La sonnerie tinta à nos oreilles, et nous nous rendîmes à la salle polyvalente afin d'être répartis dans les différentes classes et de récupérer nos livres. On espérait être une fois encore dans la même classe, comme chaque année. Le hall à moitié rempli se vida, et les escaliers menant à la salle polyvalente, eux, se remplirent. Assis sur les bancs en bois bancals, je remarquais que plus de la moitié de la promo manquait à l'appel. Si chaque année nous nous entassions les uns sur les autres pour la répartition, ici chacun prenait ses aises et des places restaient vacantes. Quelqu'un tapa sur le micro et fit entendre sa voix. A la place du directeur, ce fut un de mes anciens professeurs d'anglais qui prit la parole, pour nous expliquer rapidement que le directeur était malade.
Pendant qu'il procédait à la répartition, je ne cessais de penser que pour une fois, les soit-disantes conneries qui nous ont soûler tout l'été Thomas et moi nous atteignaient enfin de plein fouet.
Marchant dans le brouillard qui englobait la ville, je me dirigeait vers mon lycée.
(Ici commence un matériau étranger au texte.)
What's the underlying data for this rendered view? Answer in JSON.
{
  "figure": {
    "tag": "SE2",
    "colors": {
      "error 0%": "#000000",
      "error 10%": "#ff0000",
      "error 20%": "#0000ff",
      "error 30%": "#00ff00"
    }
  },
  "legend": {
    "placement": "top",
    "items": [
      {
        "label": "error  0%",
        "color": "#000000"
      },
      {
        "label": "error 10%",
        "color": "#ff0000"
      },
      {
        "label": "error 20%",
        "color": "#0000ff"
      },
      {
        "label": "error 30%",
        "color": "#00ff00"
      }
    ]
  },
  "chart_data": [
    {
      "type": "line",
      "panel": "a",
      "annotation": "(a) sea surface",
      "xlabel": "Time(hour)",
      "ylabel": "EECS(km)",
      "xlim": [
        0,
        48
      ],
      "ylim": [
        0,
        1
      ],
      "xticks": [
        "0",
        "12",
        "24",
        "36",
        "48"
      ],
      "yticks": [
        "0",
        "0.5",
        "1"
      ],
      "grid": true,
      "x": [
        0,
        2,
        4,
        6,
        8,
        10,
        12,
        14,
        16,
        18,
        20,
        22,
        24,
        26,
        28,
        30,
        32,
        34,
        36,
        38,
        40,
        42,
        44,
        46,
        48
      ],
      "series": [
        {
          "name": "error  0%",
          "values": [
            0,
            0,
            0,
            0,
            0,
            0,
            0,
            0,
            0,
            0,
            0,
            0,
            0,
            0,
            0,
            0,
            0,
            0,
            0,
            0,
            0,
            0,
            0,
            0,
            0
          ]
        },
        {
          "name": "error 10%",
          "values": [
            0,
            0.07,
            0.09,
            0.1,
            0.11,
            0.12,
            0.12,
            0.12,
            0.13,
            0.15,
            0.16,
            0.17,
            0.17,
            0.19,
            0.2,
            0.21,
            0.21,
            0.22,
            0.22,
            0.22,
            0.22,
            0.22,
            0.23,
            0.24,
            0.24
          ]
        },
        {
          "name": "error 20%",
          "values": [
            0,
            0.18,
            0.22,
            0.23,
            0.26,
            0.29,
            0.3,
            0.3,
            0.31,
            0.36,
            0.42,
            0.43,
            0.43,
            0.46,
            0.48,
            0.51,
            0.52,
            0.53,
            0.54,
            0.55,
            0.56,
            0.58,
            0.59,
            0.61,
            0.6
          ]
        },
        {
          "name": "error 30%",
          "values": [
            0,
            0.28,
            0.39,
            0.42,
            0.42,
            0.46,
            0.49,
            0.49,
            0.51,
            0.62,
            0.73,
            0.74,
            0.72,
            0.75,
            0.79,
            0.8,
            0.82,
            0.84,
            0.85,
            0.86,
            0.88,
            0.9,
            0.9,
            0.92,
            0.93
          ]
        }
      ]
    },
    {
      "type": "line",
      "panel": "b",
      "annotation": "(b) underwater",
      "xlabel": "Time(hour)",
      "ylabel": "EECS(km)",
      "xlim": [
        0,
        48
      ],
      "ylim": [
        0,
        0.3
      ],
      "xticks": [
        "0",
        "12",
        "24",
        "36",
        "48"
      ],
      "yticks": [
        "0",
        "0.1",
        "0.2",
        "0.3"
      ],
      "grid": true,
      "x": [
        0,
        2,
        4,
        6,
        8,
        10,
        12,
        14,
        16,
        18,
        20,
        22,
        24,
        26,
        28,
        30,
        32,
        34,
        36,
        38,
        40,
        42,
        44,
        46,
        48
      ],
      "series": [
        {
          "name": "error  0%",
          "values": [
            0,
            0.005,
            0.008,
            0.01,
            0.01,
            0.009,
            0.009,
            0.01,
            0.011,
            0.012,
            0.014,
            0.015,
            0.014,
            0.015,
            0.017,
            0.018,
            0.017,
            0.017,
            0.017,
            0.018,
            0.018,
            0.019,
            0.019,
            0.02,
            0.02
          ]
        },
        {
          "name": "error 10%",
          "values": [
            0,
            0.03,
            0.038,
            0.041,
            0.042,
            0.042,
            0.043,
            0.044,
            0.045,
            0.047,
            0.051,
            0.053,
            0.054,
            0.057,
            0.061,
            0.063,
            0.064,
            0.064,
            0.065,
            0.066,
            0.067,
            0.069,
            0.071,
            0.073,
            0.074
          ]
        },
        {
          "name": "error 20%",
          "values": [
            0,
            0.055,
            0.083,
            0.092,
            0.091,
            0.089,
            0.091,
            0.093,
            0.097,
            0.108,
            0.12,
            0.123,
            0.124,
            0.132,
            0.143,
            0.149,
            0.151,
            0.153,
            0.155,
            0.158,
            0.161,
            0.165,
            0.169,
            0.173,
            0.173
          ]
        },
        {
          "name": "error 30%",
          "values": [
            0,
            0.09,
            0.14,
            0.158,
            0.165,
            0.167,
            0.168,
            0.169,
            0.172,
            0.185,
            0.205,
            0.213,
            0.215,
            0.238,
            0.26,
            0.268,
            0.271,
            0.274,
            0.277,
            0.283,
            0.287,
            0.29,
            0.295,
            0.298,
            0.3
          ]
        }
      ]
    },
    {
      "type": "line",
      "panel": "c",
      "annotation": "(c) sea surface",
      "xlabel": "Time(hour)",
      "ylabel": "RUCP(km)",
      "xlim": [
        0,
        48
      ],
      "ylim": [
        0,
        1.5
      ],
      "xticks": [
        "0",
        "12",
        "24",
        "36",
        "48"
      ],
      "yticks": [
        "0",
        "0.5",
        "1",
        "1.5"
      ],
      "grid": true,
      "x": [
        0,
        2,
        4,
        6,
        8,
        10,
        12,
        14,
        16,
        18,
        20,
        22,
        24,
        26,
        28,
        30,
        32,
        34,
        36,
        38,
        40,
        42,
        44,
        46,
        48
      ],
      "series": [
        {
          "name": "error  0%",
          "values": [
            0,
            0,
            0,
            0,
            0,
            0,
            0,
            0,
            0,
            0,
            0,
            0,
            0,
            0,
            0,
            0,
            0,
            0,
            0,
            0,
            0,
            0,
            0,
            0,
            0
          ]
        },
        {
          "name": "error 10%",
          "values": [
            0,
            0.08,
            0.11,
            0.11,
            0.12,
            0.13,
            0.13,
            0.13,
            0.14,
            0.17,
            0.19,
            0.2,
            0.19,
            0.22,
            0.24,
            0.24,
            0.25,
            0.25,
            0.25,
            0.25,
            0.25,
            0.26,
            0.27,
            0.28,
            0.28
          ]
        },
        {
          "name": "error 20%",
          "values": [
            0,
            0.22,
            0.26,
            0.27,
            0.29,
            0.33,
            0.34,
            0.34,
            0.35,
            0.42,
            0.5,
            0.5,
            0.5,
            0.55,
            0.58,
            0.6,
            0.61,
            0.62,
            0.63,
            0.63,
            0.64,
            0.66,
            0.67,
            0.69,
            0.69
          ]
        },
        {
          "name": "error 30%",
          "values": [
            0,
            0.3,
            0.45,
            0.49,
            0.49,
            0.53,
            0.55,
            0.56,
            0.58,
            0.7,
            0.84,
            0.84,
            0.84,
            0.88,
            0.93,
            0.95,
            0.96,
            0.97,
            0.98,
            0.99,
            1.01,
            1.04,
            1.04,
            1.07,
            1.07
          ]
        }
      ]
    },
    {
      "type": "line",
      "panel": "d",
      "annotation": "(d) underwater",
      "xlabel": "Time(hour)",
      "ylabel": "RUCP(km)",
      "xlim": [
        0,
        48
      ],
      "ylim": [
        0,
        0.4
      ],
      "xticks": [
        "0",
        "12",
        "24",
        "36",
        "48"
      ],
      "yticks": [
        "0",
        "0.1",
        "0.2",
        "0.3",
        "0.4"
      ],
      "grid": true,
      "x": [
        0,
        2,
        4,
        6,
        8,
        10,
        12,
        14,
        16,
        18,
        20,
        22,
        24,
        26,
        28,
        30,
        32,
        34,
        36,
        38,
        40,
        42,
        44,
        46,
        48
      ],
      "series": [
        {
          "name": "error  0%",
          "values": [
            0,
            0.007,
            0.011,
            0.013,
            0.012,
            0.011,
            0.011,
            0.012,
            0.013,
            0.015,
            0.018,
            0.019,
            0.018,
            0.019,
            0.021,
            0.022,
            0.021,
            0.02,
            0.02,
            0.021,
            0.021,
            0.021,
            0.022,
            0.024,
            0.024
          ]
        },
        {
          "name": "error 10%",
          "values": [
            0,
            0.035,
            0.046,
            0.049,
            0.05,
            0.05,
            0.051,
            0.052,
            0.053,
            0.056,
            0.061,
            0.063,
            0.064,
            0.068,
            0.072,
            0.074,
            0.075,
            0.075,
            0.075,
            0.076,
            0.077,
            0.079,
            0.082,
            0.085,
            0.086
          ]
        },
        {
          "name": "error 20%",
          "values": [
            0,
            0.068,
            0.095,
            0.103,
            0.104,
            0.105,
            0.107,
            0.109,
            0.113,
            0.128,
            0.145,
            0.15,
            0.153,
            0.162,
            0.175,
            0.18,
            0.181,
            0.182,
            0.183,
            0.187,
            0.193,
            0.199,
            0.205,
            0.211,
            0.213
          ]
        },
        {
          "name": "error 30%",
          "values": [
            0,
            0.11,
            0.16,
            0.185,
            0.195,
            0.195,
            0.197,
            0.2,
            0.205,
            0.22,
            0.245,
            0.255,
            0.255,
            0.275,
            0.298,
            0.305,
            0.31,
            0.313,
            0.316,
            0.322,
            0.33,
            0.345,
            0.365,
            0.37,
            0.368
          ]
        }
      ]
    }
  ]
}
Mon souffle se détachait de mon visage en nuages opaques, témoin du froid régional habituel en septembre - le nord-pas-de-calais, ça vous gagne ! - de plus, ce qui n'arrangeait rien, j'avais oublié de prendre mon blouson, et il était trop tard pour retourner à mon appartement, arriver en retard le jour de la rentrée, généralement on fait mieux comme impression. Je traversai les rues qui défilaient les unes après les autres, porteuses de souvenirs, tristes ou heureux. Les visages défilaient eux-aussi, généralement tous parés d'écharpes chaudes afin de protéger les gorges fragiles.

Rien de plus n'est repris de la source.